Entrée en vigueur le 13 novembre 2025, la réforme des frais bancaires de succession avait introduit deux protections. D’un côté, un plafond général : les frais ne pouvaient pas dépasser 1% du total des sommes détenues par le défunt, ni excéder 857 € en 2026 (revalorisé chaque année selon l’inflation). De l’autre, une gratuité totale dans trois situations :

  • Le défunt était mineur  ;
  • Le solde total des comptes était inférieur à 5 965 € (seuil 2026) ;
  • La succession était simple, c’est-à-dire non complexe au sens du décret (héritiers en ligne directe, pas de crédit immobilier en cours, pas de comptes professionnels, pas d’éléments d’extranéité).

Pourquoi le Conseil constitutionnel a annulé la gratuité

Saisi par la Caisse d’Épargne Grand Est Europe, le Conseil constitutionnel a jugé dans sa décision n° 2026-1207 QPC que la gratuité obligatoire portait une atteinte disproportionnée à la liberté d’entreprendre et à la liberté contractuelle. Pour les Sages, interdire toute facturation « quel qu’en soit le coût » revenait à obliger les banques à prendre en charge des prestations réelles sans aucune compensation possible — ce qui va au-delà de ce que la Constitution autorise.

Cette décision annule les mots « ne font l’objet d’aucun frais » et « dans les cas suivants » dans le texte de loi, rendant les trois cas de gratuité sans effet juridique. Les banques peuvent donc à nouveau facturer des frais dans ces situations, dans la limite du plafond de droit commun.

Ce qui reste protégé : le plafond de 857 €

Le Conseil constitutionnel a en revanche validé intégralement le plafonnement général des frais. Les établissements bancaires restent soumis à une double limite pour toutes les successions :

  • 1% du total des soldes et produits d’épargne du défunt ;
  • 857 € maximum en 2026, revalorisé chaque année selon l’indice des prix à la consommation hors tabac.

Ce plafond s’applique à tous, y compris aux successions de mineurs, aux petits soldes et aux héritiers d’une succession simple qui bénéficiaient jusqu’ici de la gratuité. En pratique, la plupart des petites successions resteront peu impactées puisque 1% d’un solde de 5 000 € représente 50 €.

Les produits concernés et les exceptions

Le plafonnement s’applique à la majorité des produits courants : compte de dépôt, livret A, livret d’épargne populaire, livret de développement durable et solidaire, livret jeune, épargne logement, plan d’épargne populaire. En revanche, certains produits comme le plan d’épargne avenir climat ou le compte PME innovation restent hors du dispositif — les banques peuvent y appliquer les frais de leur choix.

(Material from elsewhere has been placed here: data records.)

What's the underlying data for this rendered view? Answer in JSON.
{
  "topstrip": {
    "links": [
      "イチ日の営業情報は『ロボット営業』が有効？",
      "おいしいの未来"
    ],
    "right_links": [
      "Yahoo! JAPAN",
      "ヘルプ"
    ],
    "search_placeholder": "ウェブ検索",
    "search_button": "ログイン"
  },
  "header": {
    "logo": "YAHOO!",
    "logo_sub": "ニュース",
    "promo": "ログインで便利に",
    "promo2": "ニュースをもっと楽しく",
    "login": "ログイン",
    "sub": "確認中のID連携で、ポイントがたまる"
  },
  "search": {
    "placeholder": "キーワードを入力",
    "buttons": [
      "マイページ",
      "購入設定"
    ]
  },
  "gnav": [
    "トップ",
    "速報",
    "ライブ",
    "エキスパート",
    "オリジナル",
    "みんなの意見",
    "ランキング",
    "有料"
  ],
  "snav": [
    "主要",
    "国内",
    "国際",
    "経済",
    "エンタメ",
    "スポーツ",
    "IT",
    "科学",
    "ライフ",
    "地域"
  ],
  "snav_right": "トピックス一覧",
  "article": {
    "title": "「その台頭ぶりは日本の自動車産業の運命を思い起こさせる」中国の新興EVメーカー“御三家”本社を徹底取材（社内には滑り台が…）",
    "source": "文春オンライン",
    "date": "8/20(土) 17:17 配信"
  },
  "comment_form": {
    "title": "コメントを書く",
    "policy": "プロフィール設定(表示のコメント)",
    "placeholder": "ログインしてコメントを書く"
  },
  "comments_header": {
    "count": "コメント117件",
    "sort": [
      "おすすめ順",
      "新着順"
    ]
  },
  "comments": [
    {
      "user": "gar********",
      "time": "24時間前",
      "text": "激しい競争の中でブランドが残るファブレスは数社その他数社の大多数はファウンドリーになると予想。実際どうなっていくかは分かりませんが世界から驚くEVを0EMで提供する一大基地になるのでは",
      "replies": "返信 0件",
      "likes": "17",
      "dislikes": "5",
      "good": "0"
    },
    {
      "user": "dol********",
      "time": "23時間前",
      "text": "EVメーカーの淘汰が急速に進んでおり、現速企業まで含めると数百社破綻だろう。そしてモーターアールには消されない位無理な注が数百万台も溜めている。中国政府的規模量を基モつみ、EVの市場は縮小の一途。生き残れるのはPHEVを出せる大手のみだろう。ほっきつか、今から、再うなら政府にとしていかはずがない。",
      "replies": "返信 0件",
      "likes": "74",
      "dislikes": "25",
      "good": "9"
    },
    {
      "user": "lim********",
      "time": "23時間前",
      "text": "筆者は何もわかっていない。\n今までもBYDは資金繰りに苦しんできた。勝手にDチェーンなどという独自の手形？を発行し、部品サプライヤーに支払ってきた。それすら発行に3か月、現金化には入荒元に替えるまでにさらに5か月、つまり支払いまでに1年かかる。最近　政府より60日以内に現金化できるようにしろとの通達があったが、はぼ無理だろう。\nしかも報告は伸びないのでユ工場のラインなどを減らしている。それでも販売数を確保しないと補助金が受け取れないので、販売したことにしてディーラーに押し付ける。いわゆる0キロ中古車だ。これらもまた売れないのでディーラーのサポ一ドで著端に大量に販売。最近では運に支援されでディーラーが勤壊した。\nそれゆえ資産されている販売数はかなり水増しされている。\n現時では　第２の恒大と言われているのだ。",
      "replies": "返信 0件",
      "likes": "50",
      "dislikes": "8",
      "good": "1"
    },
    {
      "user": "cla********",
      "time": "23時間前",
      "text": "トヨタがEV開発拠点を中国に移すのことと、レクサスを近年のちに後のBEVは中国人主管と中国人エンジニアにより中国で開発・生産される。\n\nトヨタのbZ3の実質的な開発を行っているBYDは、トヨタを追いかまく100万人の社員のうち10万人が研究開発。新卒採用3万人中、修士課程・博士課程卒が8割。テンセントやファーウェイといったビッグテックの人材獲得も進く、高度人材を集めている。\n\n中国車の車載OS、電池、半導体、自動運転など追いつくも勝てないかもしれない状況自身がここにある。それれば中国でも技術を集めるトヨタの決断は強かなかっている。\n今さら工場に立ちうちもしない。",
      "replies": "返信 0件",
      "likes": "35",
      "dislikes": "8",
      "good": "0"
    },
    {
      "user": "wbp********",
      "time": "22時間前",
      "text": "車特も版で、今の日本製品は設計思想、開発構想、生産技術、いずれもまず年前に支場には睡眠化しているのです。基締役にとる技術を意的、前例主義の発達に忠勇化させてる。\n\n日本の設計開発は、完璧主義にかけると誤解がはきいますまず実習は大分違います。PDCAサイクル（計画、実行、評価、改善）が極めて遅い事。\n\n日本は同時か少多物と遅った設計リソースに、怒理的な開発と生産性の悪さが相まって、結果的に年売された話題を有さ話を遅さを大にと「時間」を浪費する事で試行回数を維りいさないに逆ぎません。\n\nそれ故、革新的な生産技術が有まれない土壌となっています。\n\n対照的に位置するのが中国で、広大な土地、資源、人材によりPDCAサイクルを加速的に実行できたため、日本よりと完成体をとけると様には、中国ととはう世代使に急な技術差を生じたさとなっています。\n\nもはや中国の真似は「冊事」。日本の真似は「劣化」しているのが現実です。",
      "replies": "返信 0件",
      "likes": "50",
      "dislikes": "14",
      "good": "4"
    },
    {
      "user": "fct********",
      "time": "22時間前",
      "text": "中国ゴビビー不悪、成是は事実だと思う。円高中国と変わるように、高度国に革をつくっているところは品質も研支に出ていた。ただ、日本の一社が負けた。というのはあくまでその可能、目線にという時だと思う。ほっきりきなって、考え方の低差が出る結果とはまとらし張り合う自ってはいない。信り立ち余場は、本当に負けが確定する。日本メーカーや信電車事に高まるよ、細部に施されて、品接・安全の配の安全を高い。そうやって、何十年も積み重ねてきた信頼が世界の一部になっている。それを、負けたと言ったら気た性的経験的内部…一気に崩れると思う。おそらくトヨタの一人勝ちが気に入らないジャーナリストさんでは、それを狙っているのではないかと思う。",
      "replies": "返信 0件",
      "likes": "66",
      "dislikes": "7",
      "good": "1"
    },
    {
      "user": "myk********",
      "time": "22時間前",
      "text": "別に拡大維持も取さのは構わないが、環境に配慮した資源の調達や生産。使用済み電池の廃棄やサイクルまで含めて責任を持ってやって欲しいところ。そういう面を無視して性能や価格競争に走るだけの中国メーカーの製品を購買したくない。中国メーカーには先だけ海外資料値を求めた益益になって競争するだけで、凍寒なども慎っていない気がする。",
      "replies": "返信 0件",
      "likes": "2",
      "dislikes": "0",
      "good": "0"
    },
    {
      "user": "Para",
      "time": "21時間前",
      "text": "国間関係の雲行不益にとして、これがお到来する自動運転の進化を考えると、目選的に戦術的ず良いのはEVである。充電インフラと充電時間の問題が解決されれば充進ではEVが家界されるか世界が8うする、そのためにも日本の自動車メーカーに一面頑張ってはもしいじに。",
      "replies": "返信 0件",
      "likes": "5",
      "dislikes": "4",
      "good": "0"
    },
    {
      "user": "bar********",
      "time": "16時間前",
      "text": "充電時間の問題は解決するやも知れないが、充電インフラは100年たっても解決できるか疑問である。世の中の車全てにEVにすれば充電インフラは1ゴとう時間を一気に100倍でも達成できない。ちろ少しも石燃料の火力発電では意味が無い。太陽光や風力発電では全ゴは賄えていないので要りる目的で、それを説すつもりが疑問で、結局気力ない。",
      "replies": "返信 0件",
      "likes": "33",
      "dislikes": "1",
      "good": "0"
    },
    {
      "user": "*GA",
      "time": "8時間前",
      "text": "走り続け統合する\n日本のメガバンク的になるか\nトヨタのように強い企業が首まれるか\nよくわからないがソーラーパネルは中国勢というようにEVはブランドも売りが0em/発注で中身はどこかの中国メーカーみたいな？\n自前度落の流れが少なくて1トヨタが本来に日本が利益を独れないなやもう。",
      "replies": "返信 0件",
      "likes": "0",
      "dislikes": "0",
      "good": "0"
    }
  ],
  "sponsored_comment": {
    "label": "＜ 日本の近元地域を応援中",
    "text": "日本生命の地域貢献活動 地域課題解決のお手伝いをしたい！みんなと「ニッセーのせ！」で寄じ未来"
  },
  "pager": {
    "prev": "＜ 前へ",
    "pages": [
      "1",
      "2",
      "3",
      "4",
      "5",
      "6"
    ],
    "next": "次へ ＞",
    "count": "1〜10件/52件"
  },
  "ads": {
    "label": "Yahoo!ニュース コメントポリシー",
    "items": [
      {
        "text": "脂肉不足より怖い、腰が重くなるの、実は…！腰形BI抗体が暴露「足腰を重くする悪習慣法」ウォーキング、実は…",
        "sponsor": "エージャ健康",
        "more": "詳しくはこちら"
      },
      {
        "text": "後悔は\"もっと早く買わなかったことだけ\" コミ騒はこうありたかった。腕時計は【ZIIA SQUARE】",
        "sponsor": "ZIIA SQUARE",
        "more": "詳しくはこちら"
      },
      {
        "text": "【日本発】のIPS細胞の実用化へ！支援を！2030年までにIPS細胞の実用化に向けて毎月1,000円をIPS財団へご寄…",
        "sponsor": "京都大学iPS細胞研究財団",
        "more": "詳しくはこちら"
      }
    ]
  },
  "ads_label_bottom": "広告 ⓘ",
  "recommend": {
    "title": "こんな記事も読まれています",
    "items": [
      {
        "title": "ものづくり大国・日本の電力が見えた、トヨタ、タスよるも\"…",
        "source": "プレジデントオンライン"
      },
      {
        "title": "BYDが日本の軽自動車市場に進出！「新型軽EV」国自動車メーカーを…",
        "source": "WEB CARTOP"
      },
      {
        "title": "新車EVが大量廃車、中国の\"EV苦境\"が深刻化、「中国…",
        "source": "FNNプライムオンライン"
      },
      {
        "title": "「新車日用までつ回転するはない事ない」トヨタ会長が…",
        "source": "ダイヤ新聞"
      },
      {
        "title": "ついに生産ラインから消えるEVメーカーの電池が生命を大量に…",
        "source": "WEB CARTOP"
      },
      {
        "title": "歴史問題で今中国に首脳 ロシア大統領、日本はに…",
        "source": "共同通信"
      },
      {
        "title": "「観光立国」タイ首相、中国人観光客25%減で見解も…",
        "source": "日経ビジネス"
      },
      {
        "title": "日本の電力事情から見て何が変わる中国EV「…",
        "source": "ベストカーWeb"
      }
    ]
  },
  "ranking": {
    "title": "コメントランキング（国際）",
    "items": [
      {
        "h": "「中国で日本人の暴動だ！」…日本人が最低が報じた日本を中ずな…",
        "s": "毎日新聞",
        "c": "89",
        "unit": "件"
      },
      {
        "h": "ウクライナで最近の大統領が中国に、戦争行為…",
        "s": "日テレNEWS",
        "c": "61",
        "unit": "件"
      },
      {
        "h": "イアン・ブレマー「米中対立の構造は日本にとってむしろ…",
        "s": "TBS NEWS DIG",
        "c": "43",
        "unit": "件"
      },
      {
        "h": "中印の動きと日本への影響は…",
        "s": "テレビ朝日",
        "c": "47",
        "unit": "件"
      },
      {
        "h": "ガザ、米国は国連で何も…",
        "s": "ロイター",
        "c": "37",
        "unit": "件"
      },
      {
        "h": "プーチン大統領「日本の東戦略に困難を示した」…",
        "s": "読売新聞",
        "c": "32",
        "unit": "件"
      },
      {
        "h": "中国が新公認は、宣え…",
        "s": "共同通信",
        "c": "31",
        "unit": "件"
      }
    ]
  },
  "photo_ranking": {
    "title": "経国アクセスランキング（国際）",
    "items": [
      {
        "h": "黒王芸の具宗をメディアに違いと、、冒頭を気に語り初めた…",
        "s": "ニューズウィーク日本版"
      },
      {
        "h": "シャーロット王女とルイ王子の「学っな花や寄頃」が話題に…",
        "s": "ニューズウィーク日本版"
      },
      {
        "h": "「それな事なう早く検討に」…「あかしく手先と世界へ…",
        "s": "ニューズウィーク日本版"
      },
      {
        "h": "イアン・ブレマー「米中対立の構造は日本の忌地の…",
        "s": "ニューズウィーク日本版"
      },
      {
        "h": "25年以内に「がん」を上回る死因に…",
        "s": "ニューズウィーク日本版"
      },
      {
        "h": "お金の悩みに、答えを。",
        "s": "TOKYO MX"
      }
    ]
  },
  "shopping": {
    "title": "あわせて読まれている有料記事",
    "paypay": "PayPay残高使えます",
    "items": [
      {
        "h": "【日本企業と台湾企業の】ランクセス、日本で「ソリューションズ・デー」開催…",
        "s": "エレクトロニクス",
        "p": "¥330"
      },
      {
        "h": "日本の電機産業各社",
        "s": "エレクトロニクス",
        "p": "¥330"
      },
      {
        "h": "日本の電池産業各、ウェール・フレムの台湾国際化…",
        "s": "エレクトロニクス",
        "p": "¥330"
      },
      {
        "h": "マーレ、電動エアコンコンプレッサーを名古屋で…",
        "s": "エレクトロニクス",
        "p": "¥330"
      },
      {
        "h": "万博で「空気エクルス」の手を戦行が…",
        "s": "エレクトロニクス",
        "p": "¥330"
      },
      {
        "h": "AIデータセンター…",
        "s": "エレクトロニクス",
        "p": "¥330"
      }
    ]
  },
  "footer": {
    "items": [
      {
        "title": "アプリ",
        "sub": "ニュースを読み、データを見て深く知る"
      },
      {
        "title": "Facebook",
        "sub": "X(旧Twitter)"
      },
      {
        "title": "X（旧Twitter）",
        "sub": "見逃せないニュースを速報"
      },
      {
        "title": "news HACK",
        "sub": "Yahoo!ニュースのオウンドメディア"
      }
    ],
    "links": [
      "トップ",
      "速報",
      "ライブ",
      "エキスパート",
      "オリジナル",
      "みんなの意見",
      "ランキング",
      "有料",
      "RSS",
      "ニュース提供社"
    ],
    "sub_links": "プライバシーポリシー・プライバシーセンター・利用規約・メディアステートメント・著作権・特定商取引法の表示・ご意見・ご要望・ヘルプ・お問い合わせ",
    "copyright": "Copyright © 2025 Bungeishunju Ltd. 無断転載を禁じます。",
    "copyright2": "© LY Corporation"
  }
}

Ce que cela change pour les familles dès maintenant

Concrètement, les familles qui gèrent une succession depuis la décision du 19 juin 2026 ne peuvent plus se prévaloir de la gratuité. Elles peuvent en revanche contester tout dépassement du plafond auprès de leur banque et, en cas de litige non résolu, saisir le médiateur bancaire — une procédure gratuite, accessible via le site de leur établissement. Le délai de saisine est de deux ans après la survenance du litige.